For instance, Salle's work looked confused, Bleckner's looked amateurish and Condo's pictures looked inconsequential. What I am suggesting is that much of the work from the 1980s is not holding up very well. With the exceptions of Sean Scully, Robert Gober, Jean-Michel Basquiat and Philip Taaffe, it doesn't seem as if very much of the work of that era will ultimately matter.
Obviously, Jeff Koons produced some individual works that will survive the test of time: the stainless steel bunny, the large blue stainless steel balloon dog (in the Broad Foundation Collection) and the giant Puppy composed of living flowers. Among the other luminaries of that decade, Julian Schnabel remains a compelling figure, but more for his ambition than his paintings. Even Eric Fischl, who has many fans in the art world, is simply not a great painter -- his figures remain awkward (though not intentionally).
Then you get into the financial valuations of the artists from the 1980s.

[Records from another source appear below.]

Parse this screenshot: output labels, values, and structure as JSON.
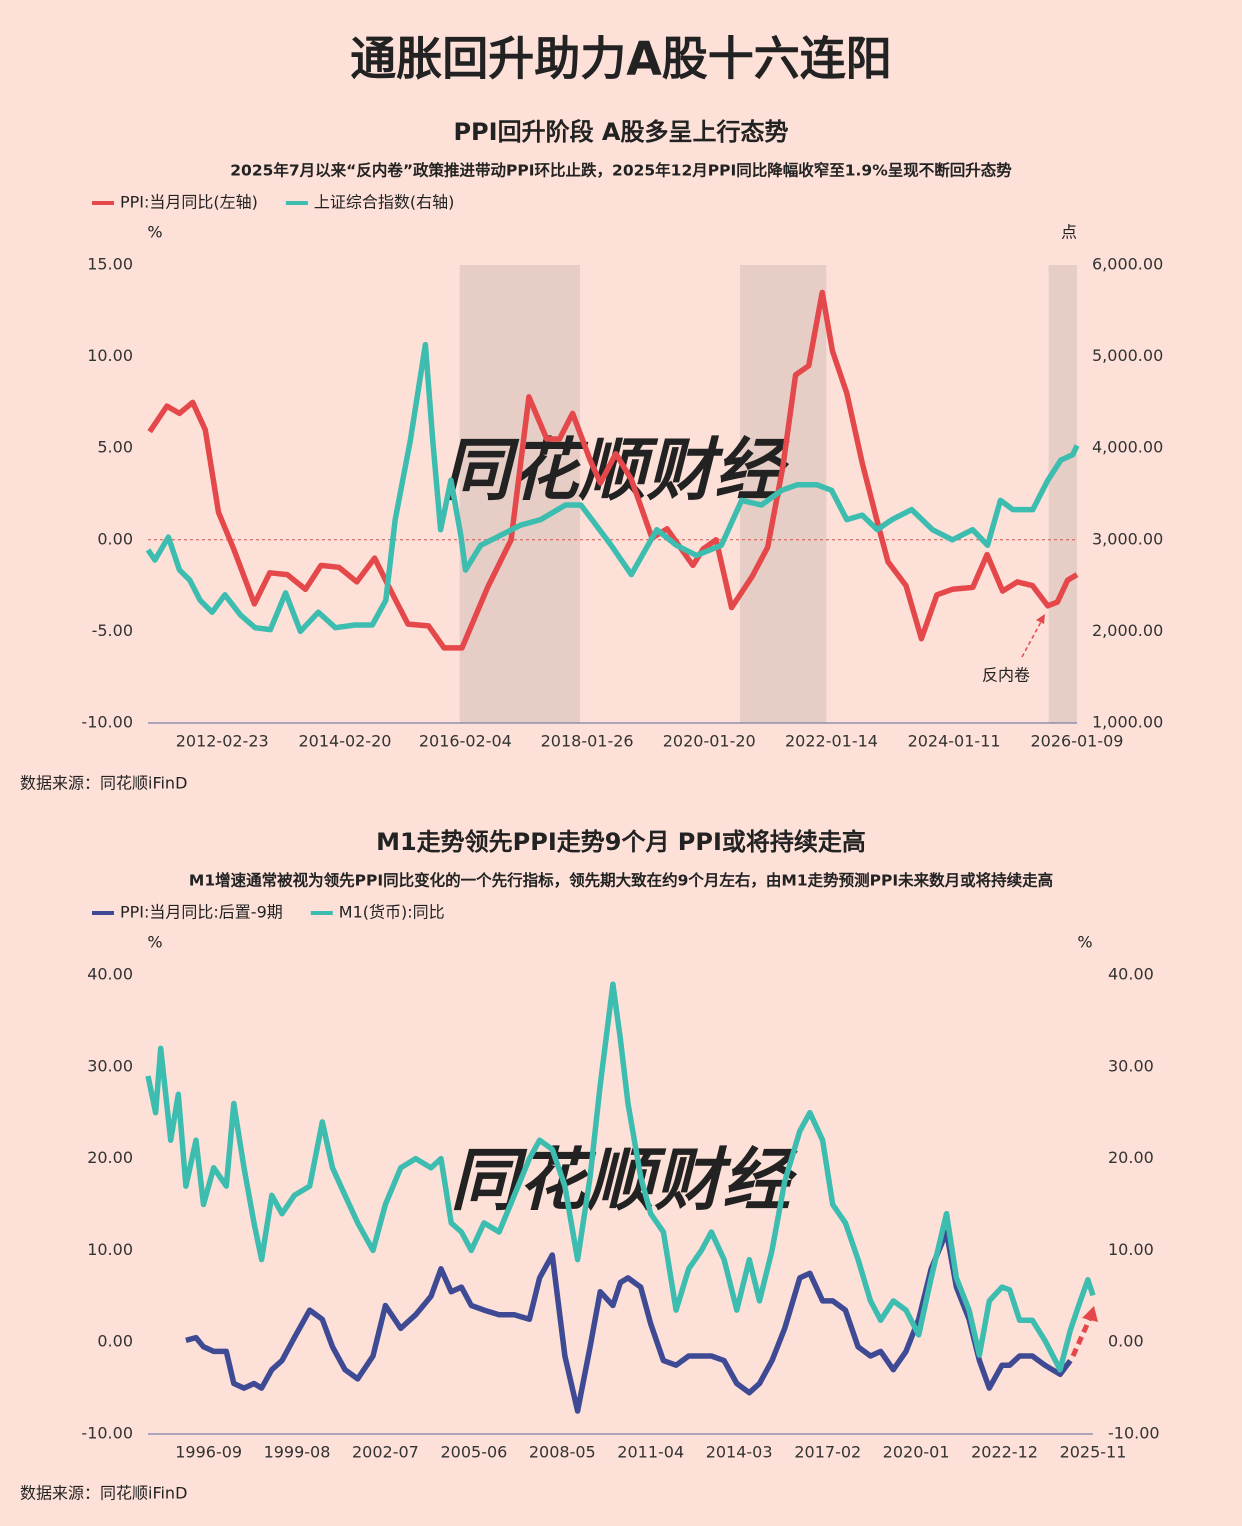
{
  "title": "通胀回升助力A股十六连阳",
  "chart_data": [
    {
      "type": "line",
      "title": "PPI回升阶段 A股多呈上行态势",
      "subtitle": "2025年7月以来“反内卷”政策推进带动PPI环比止跌，2025年12月PPI同比降幅收窄至1.9%呈现不断回升态势",
      "y_unit": "%",
      "y2_unit": "点",
      "watermark": "同花顺财经",
      "annotation": "反内卷",
      "source": "数据来源：同花顺iFinD",
      "zero_line": true,
      "xlim": [
        "2010-12-10",
        "2026-01-09"
      ],
      "xticks": [
        "2012-02-23",
        "2014-02-20",
        "2016-02-04",
        "2018-01-26",
        "2020-01-20",
        "2022-01-14",
        "2024-01-11",
        "2026-01-09"
      ],
      "ylim": [
        -10,
        15
      ],
      "yticks": [
        {
          "value": -10,
          "label": "-10.00"
        },
        {
          "value": -5,
          "label": "-5.00"
        },
        {
          "value": 0,
          "label": "0.00"
        },
        {
          "value": 5,
          "label": "5.00"
        },
        {
          "value": 10,
          "label": "10.00"
        },
        {
          "value": 15,
          "label": "15.00"
        }
      ],
      "y2lim": [
        1000,
        6000
      ],
      "y2ticks": [
        {
          "value": 1000,
          "label": "1,000.00"
        },
        {
          "value": 2000,
          "label": "2,000.00"
        },
        {
          "value": 3000,
          "label": "3,000.00"
        },
        {
          "value": 4000,
          "label": "4,000.00"
        },
        {
          "value": 5000,
          "label": "5,000.00"
        },
        {
          "value": 6000,
          "label": "6,000.00"
        }
      ],
      "shaded_periods": [
        [
          "2016-01-01",
          "2017-12-15"
        ],
        [
          "2020-07-20",
          "2021-12-15"
        ],
        [
          "2025-07-25",
          "2026-01-09"
        ]
      ],
      "series": [
        {
          "name": "PPI:当月同比(左轴)",
          "color": "#e5484a",
          "axis": "y",
          "x": [
            "2010-12-20",
            "2011-04-01",
            "2011-06-15",
            "2011-09-01",
            "2011-11-15",
            "2012-02-01",
            "2012-05-01",
            "2012-09-01",
            "2012-12-01",
            "2013-03-15",
            "2013-07-01",
            "2013-10-01",
            "2014-01-15",
            "2014-05-01",
            "2014-08-15",
            "2014-12-01",
            "2015-03-01",
            "2015-07-01",
            "2015-10-01",
            "2016-01-15",
            "2016-06-15",
            "2016-11-01",
            "2017-02-15",
            "2017-06-01",
            "2017-08-15",
            "2017-11-01",
            "2018-02-15",
            "2018-04-15",
            "2018-07-15",
            "2018-10-15",
            "2019-02-15",
            "2019-05-15",
            "2019-10-15",
            "2019-12-15",
            "2020-03-01",
            "2020-06-01",
            "2020-10-01",
            "2021-01-01",
            "2021-04-01",
            "2021-06-15",
            "2021-09-01",
            "2021-11-20",
            "2022-01-20",
            "2022-04-15",
            "2022-07-15",
            "2022-10-15",
            "2022-12-15",
            "2023-04-01",
            "2023-07-01",
            "2023-10-01",
            "2024-01-01",
            "2024-05-01",
            "2024-07-25",
            "2024-10-25",
            "2025-01-20",
            "2025-04-20",
            "2025-07-20",
            "2025-09-15",
            "2025-11-15",
            "2026-01-09"
          ],
          "values": [
            5.9,
            7.3,
            6.9,
            7.5,
            6.0,
            1.5,
            -0.5,
            -3.5,
            -1.8,
            -1.9,
            -2.7,
            -1.4,
            -1.5,
            -2.3,
            -1.0,
            -3.0,
            -4.6,
            -4.7,
            -5.9,
            -5.9,
            -2.6,
            0.0,
            7.8,
            5.5,
            5.5,
            6.9,
            4.3,
            3.1,
            4.7,
            3.3,
            0.1,
            0.6,
            -1.4,
            -0.5,
            0.0,
            -3.7,
            -2.0,
            -0.4,
            4.0,
            9.0,
            9.5,
            13.5,
            10.3,
            8.0,
            4.2,
            0.9,
            -1.2,
            -2.5,
            -5.4,
            -3.0,
            -2.7,
            -2.6,
            -0.8,
            -2.8,
            -2.3,
            -2.5,
            -3.6,
            -3.4,
            -2.2,
            -1.9
          ]
        },
        {
          "name": "上证综合指数(右轴)",
          "color": "#3dbdaf",
          "axis": "y2",
          "x": [
            "2010-12-10",
            "2011-01-20",
            "2011-04-10",
            "2011-06-15",
            "2011-08-15",
            "2011-10-15",
            "2011-12-25",
            "2012-03-10",
            "2012-06-10",
            "2012-09-05",
            "2012-12-05",
            "2013-03-05",
            "2013-06-01",
            "2013-09-15",
            "2013-12-25",
            "2014-04-20",
            "2014-08-01",
            "2014-10-20",
            "2014-12-15",
            "2015-03-15",
            "2015-06-12",
            "2015-07-25",
            "2015-09-10",
            "2015-11-10",
            "2016-01-08",
            "2016-02-05",
            "2016-05-05",
            "2016-09-01",
            "2016-12-28",
            "2017-04-25",
            "2017-09-20",
            "2017-12-20",
            "2018-03-20",
            "2018-06-18",
            "2018-10-15",
            "2019-03-15",
            "2019-07-10",
            "2019-11-05",
            "2020-04-01",
            "2020-07-30",
            "2020-11-25",
            "2021-03-25",
            "2021-06-25",
            "2021-10-20",
            "2022-01-15",
            "2022-04-15",
            "2022-07-15",
            "2022-10-12",
            "2023-01-08",
            "2023-05-05",
            "2023-09-05",
            "2024-01-01",
            "2024-04-30",
            "2024-07-28",
            "2024-10-12",
            "2024-12-25",
            "2025-04-22",
            "2025-07-20",
            "2025-10-05",
            "2025-12-15",
            "2026-01-09"
          ],
          "values": [
            2890,
            2780,
            3030,
            2670,
            2560,
            2340,
            2210,
            2400,
            2180,
            2040,
            2020,
            2420,
            2000,
            2210,
            2040,
            2070,
            2070,
            2340,
            3220,
            4090,
            5130,
            4090,
            3110,
            3650,
            3050,
            2670,
            2940,
            3050,
            3160,
            3220,
            3380,
            3380,
            3160,
            2940,
            2620,
            3110,
            2940,
            2830,
            2940,
            3430,
            3380,
            3540,
            3600,
            3600,
            3540,
            3220,
            3270,
            3110,
            3220,
            3330,
            3110,
            3000,
            3110,
            2940,
            3430,
            3330,
            3330,
            3650,
            3870,
            3930,
            4030
          ]
        }
      ]
    },
    {
      "type": "line",
      "title": "M1走势领先PPI走势9个月 PPI或将持续走高",
      "subtitle": "M1增速通常被视为领先PPI同比变化的一个先行指标，领先期大致在约9个月左右，由M1走势预测PPI未来数月或将持续走高",
      "y_unit": "%",
      "y2_unit": "%",
      "watermark": "同花顺财经",
      "source": "数据来源：同花顺iFinD",
      "zero_line": false,
      "xlim": [
        "1994-09",
        "2025-11"
      ],
      "xticks": [
        "1996-09",
        "1999-08",
        "2002-07",
        "2005-06",
        "2008-05",
        "2011-04",
        "2014-03",
        "2017-02",
        "2020-01",
        "2022-12",
        "2025-11"
      ],
      "ylim": [
        -10,
        40
      ],
      "yticks": [
        {
          "value": -10,
          "label": "-10.00"
        },
        {
          "value": 0,
          "label": "0.00"
        },
        {
          "value": 10,
          "label": "10.00"
        },
        {
          "value": 20,
          "label": "20.00"
        },
        {
          "value": 30,
          "label": "30.00"
        },
        {
          "value": 40,
          "label": "40.00"
        }
      ],
      "y2lim": [
        -10,
        40
      ],
      "y2ticks": [
        {
          "value": -10,
          "label": "-10.00"
        },
        {
          "value": 0,
          "label": "0.00"
        },
        {
          "value": 10,
          "label": "10.00"
        },
        {
          "value": 20,
          "label": "20.00"
        },
        {
          "value": 30,
          "label": "30.00"
        },
        {
          "value": 40,
          "label": "40.00"
        }
      ],
      "series": [
        {
          "name": "PPI:当月同比:后置-9期",
          "color": "#3e4b94",
          "axis": "y",
          "x": [
            "1995-12",
            "1996-04",
            "1996-07",
            "1996-11",
            "1997-04",
            "1997-07",
            "1997-11",
            "1998-03",
            "1998-06",
            "1998-10",
            "1999-02",
            "1999-07",
            "2000-01",
            "2000-06",
            "2000-10",
            "2001-03",
            "2001-08",
            "2002-02",
            "2002-07",
            "2003-01",
            "2003-07",
            "2004-01",
            "2004-05",
            "2004-09",
            "2005-01",
            "2005-05",
            "2005-10",
            "2006-04",
            "2006-10",
            "2007-04",
            "2007-08",
            "2008-01",
            "2008-06",
            "2008-11",
            "2009-04",
            "2009-08",
            "2010-01",
            "2010-04",
            "2010-07",
            "2010-12",
            "2011-04",
            "2011-09",
            "2012-02",
            "2012-07",
            "2012-12",
            "2013-04",
            "2013-09",
            "2014-02",
            "2014-07",
            "2014-11",
            "2015-04",
            "2015-09",
            "2016-03",
            "2016-07",
            "2016-12",
            "2017-04",
            "2017-09",
            "2018-02",
            "2018-07",
            "2018-11",
            "2019-04",
            "2019-09",
            "2020-02",
            "2020-07",
            "2021-01",
            "2021-05",
            "2021-10",
            "2022-02",
            "2022-06",
            "2022-11",
            "2023-02",
            "2023-06",
            "2023-11",
            "2024-04",
            "2024-10",
            "2025-02"
          ],
          "values": [
            0.2,
            0.5,
            -0.5,
            -1,
            -1,
            -4.5,
            -5,
            -4.5,
            -5,
            -3,
            -2,
            0.5,
            3.5,
            2.5,
            -0.5,
            -3,
            -4,
            -1.5,
            4,
            1.5,
            3,
            5,
            8,
            5.5,
            6,
            4,
            3.5,
            3,
            3,
            2.5,
            7,
            9.5,
            -1.5,
            -7.5,
            -0.5,
            5.5,
            4,
            6.5,
            7,
            6,
            2,
            -2,
            -2.5,
            -1.5,
            -1.5,
            -1.5,
            -2,
            -4.5,
            -5.5,
            -4.5,
            -2,
            1.5,
            7,
            7.5,
            4.5,
            4.5,
            3.5,
            -0.5,
            -1.5,
            -1,
            -3,
            -1,
            2.5,
            8,
            12,
            6,
            2.5,
            -2,
            -5,
            -2.5,
            -2.5,
            -1.5,
            -1.5,
            -2.5,
            -3.5,
            -2
          ]
        },
        {
          "name": "M1(货币):同比",
          "color": "#3dbdaf",
          "axis": "y",
          "x": [
            "1994-09",
            "1994-12",
            "1995-02",
            "1995-06",
            "1995-09",
            "1995-12",
            "1996-04",
            "1996-07",
            "1996-11",
            "1997-04",
            "1997-07",
            "1997-11",
            "1998-03",
            "1998-06",
            "1998-10",
            "1999-02",
            "1999-07",
            "2000-01",
            "2000-06",
            "2000-10",
            "2001-03",
            "2001-08",
            "2002-02",
            "2002-07",
            "2003-01",
            "2003-07",
            "2004-01",
            "2004-05",
            "2004-09",
            "2005-01",
            "2005-05",
            "2005-10",
            "2006-04",
            "2006-10",
            "2007-04",
            "2007-08",
            "2008-01",
            "2008-06",
            "2008-11",
            "2009-04",
            "2009-08",
            "2010-01",
            "2010-04",
            "2010-07",
            "2010-12",
            "2011-04",
            "2011-09",
            "2012-02",
            "2012-07",
            "2012-12",
            "2013-04",
            "2013-09",
            "2014-02",
            "2014-07",
            "2014-11",
            "2015-04",
            "2015-09",
            "2016-03",
            "2016-07",
            "2016-12",
            "2017-04",
            "2017-09",
            "2018-02",
            "2018-07",
            "2018-11",
            "2019-04",
            "2019-09",
            "2020-02",
            "2020-07",
            "2021-01",
            "2021-05",
            "2021-10",
            "2022-02",
            "2022-06",
            "2022-11",
            "2023-02",
            "2023-06",
            "2023-11",
            "2024-04",
            "2024-10",
            "2025-02",
            "2025-06",
            "2025-09",
            "2025-11"
          ],
          "values": [
            29,
            25,
            32,
            22,
            27,
            17,
            22,
            15,
            19,
            17,
            26,
            19,
            13,
            9,
            16,
            14,
            16,
            17,
            24,
            19,
            16,
            13,
            10,
            15,
            19,
            20,
            19,
            20,
            13,
            12,
            10,
            13,
            12,
            16,
            20,
            22,
            21,
            17,
            9,
            18,
            28,
            39,
            33,
            26,
            18,
            14,
            12,
            3.5,
            8,
            10,
            12,
            9,
            3.5,
            9,
            4.5,
            10,
            17.5,
            23,
            25,
            22,
            15,
            13,
            9,
            4.5,
            2.4,
            4.5,
            3.5,
            0.8,
            7,
            14,
            7,
            3.5,
            -1.4,
            4.5,
            6,
            5.7,
            2.4,
            2.4,
            0.2,
            -3,
            1.3,
            4.5,
            6.8,
            5.1
          ]
        }
      ]
    }
  ]
}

For instance, a Robert Gober painting on a scrap of fabric recently sold for $207,500 (Sotheby's, May, 2002). Good quality Schnabels average $250,000. Eric Fischls routinely bring in excess of $500,000 at auction. Jeff Koons is a multimillion-dollar artist. A major Basquiat now brings what an important Franz Kline would sell for -- $5 million.

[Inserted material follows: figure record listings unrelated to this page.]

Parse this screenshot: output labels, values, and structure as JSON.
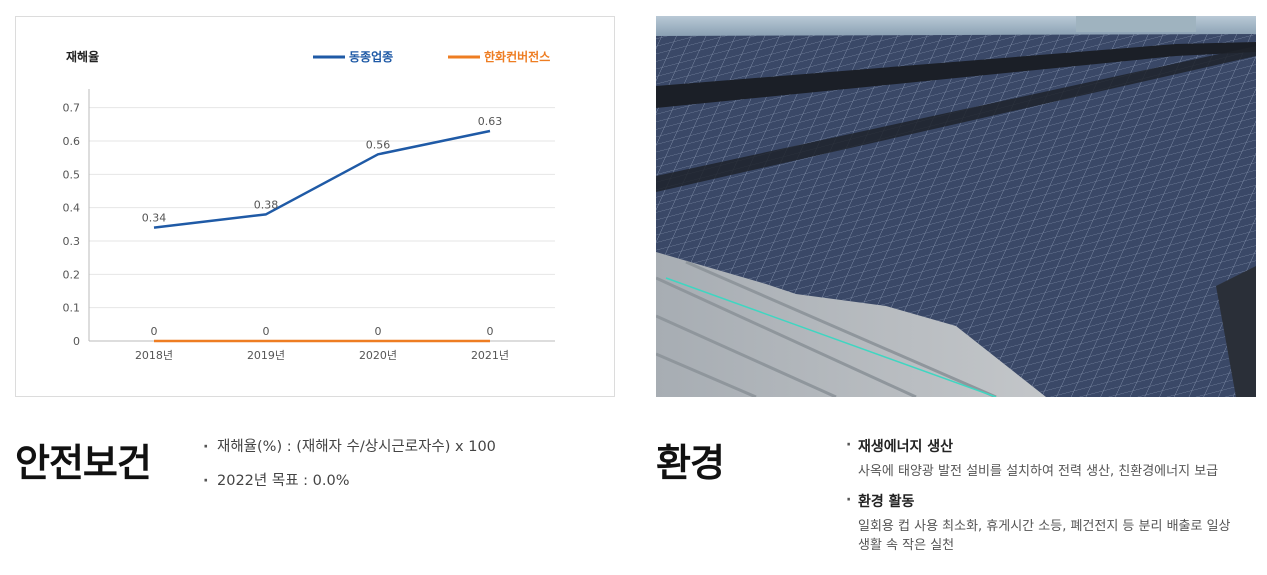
{
  "chart_data": {
    "type": "line",
    "title": "재해율",
    "categories": [
      "2018년",
      "2019년",
      "2020년",
      "2021년"
    ],
    "series": [
      {
        "name": "동종업종",
        "values": [
          0.34,
          0.38,
          0.56,
          0.63
        ],
        "color": "#1f5aa6"
      },
      {
        "name": "한화컨버전스",
        "values": [
          0,
          0,
          0,
          0
        ],
        "color": "#ee7d22"
      }
    ],
    "yticks": [
      "0",
      "0.1",
      "0.2",
      "0.3",
      "0.4",
      "0.5",
      "0.6",
      "0.7"
    ],
    "ylim": [
      0,
      0.75
    ],
    "grid": true,
    "legend_position": "top-right"
  },
  "safety": {
    "title": "안전보건",
    "bullets": [
      "재해율(%) : (재해자 수/상시근로자수) x 100",
      "2022년 목표 : 0.0%"
    ]
  },
  "environment": {
    "title": "환경",
    "items": [
      {
        "heading": "재생에너지 생산",
        "description": "사옥에 태양광 발전 설비를 설치하여 전력 생산, 친환경에너지 보급"
      },
      {
        "heading": "환경 활동",
        "description": "일회용 컵 사용 최소화, 휴게시간 소등, 폐건전지 등 분리 배출로 일상생활 속 작은 실천"
      }
    ]
  },
  "photo": {
    "icon": "solar-panel-rooftop-photo"
  }
}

I could go on, but the point is that these prices are crazy when you consider what the same money would buy if these collectors turned their attention to the work that came out of the 1950s, 1960s and 1970s.
As a tremendous Joseph Cornell fan, I'm always astounded that a substantial box can be acquired for $150,000 -- far less than the cost of a new Schnabel. Of all the major American artists of the last century, Cornell remains the most undervalued. You can pick up a small John Chamberlain sculpture for as little as $35,000 -- which would barely buy you a minor Basquiat scrap on paper. Yet, Chamberlain, along with Richard Serra, Martin Puryear and Joel Shapiro, remains one of America's greatest living sculptors. The art market is full of comparisons like these. I am suggesting that, with a few exceptions, collectors should think carefully before buying much of what came out of the 1980s -- at these sky-high prices.

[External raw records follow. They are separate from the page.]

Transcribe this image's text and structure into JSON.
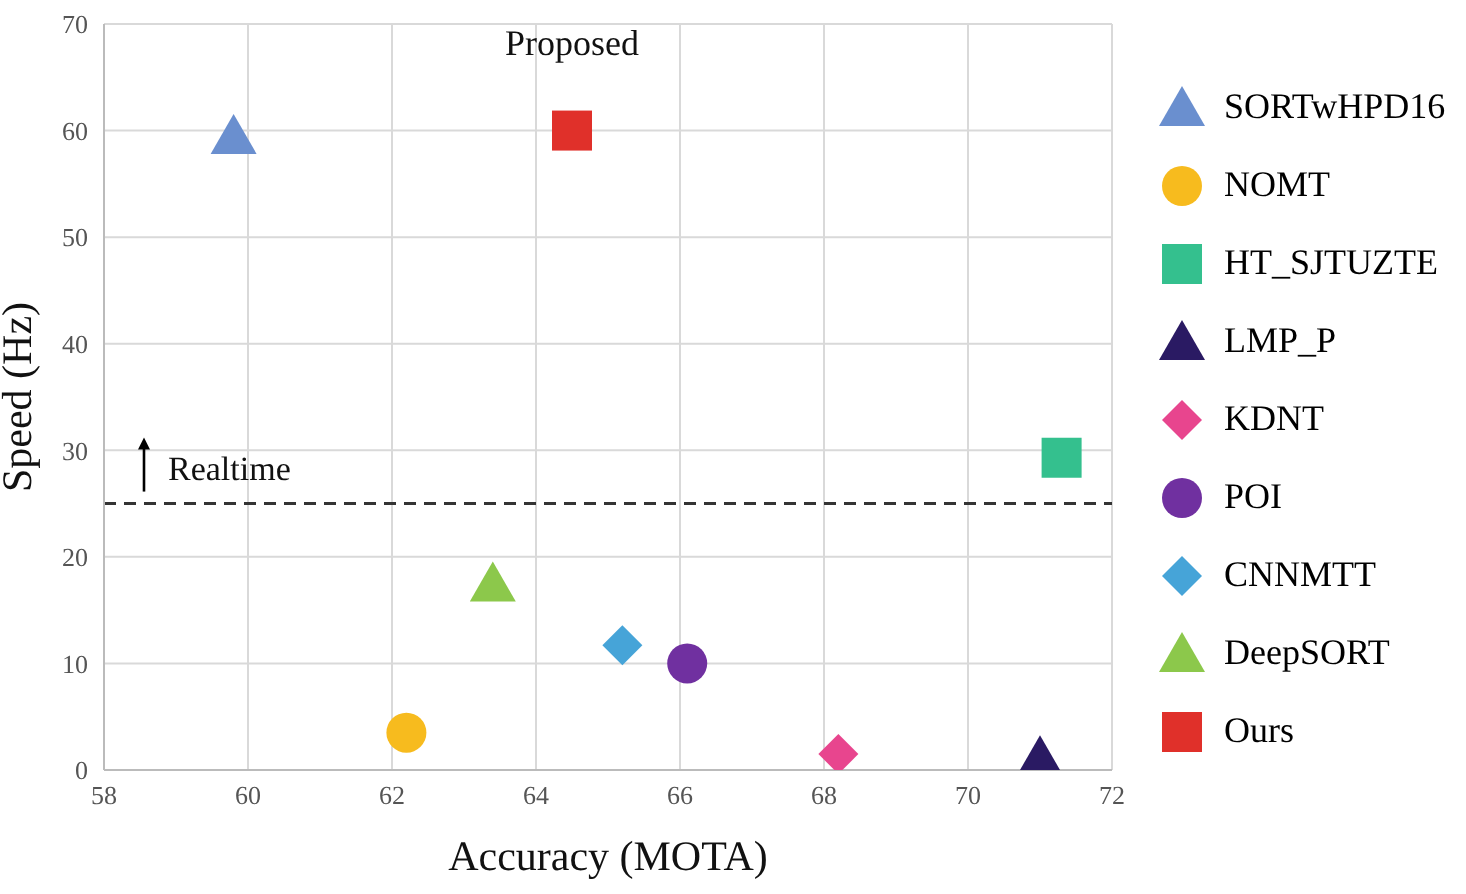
{
  "chart_data": {
    "type": "scatter",
    "xlabel": "Accuracy (MOTA)",
    "ylabel": "Speed (Hz)",
    "xlim": [
      58,
      72
    ],
    "xticks": [
      58,
      60,
      62,
      64,
      66,
      68,
      70,
      72
    ],
    "ylim": [
      0,
      70
    ],
    "yticks": [
      0,
      10,
      20,
      30,
      40,
      50,
      60,
      70
    ],
    "grid": true,
    "legend": "right",
    "series": [
      {
        "name": "SORTwHPD16",
        "color": "#6a8fcf",
        "marker": "triangle",
        "x": [
          59.8
        ],
        "values": [
          59.5
        ]
      },
      {
        "name": "NOMT",
        "color": "#f7bb1e",
        "marker": "circle",
        "x": [
          62.2
        ],
        "values": [
          3.5
        ]
      },
      {
        "name": "HT_SJTUZTE",
        "color": "#34c08e",
        "marker": "square",
        "x": [
          71.3
        ],
        "values": [
          29.3
        ]
      },
      {
        "name": "LMP_P",
        "color": "#2a1a63",
        "marker": "triangle",
        "x": [
          71
        ],
        "values": [
          1.2
        ]
      },
      {
        "name": "KDNT",
        "color": "#e8458e",
        "marker": "diamond",
        "x": [
          68.2
        ],
        "values": [
          1.5
        ]
      },
      {
        "name": "POI",
        "color": "#7030a0",
        "marker": "circle",
        "x": [
          66.1
        ],
        "values": [
          10
        ]
      },
      {
        "name": "CNNMTT",
        "color": "#46a4d8",
        "marker": "diamond",
        "x": [
          65.2
        ],
        "values": [
          11.7
        ]
      },
      {
        "name": "DeepSORT",
        "color": "#8cc84b",
        "marker": "triangle",
        "x": [
          63.4
        ],
        "values": [
          17.5
        ]
      },
      {
        "name": "Ours",
        "color": "#e0302a",
        "marker": "square",
        "x": [
          64.5
        ],
        "values": [
          60
        ]
      }
    ],
    "ref_lines": [
      {
        "axis": "y",
        "value": 25,
        "label": "Realtime",
        "color": "#333333",
        "line_style": "dashed"
      }
    ],
    "annotations": [
      {
        "text": "Proposed",
        "x": 64.5,
        "y": 60
      }
    ]
  }
}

Moving in a new direction, I just leafed through a copy of Art in America's latest Annual Guide to Museums, Galleries and Artists. Among other useful information, the Guide lists upcoming museum exhibitions. Included in this category is a retrospective for James Rosenquist -- probably the most underpriced artist to come out of the Pop era. Rosenquist, who is now 69, was one of the original Leo Castelli Gallery artists. His fractured and disparate imagery accurately captured America's mood during the 1960s. His work is in every significant museum in the world and every art-history book, yet with the exception of the 86-foot long F-111 ($2 million, Sotheby's, Nov. 1986), his paintings have never come close to approaching the magical $1 million figure at auction.
Overall, the artist produced some brilliant works during the 1960s -- including the remarkable F-111 at MoMA -- slumped badly in the 1970s, rebounded in the 1980s, and has since then produced some of the most consistently compelling work of any living American figure. With a retrospective in his future, it seems like an obvious move to consider buying one of his works. The Gagosian Gallery hosted his most recent show with paintings starting at $150,000 and running as high as $450,000.
As for trying to acquire a Rosenquist at auction -- don't count on it. His pictures, especially the prime early works, rarely come up for sale. If you combine the fact that most of his work is outstanding, with the knowledge that he produced relatively few paintings, you have the recipe for an artist destined to appreciate in value.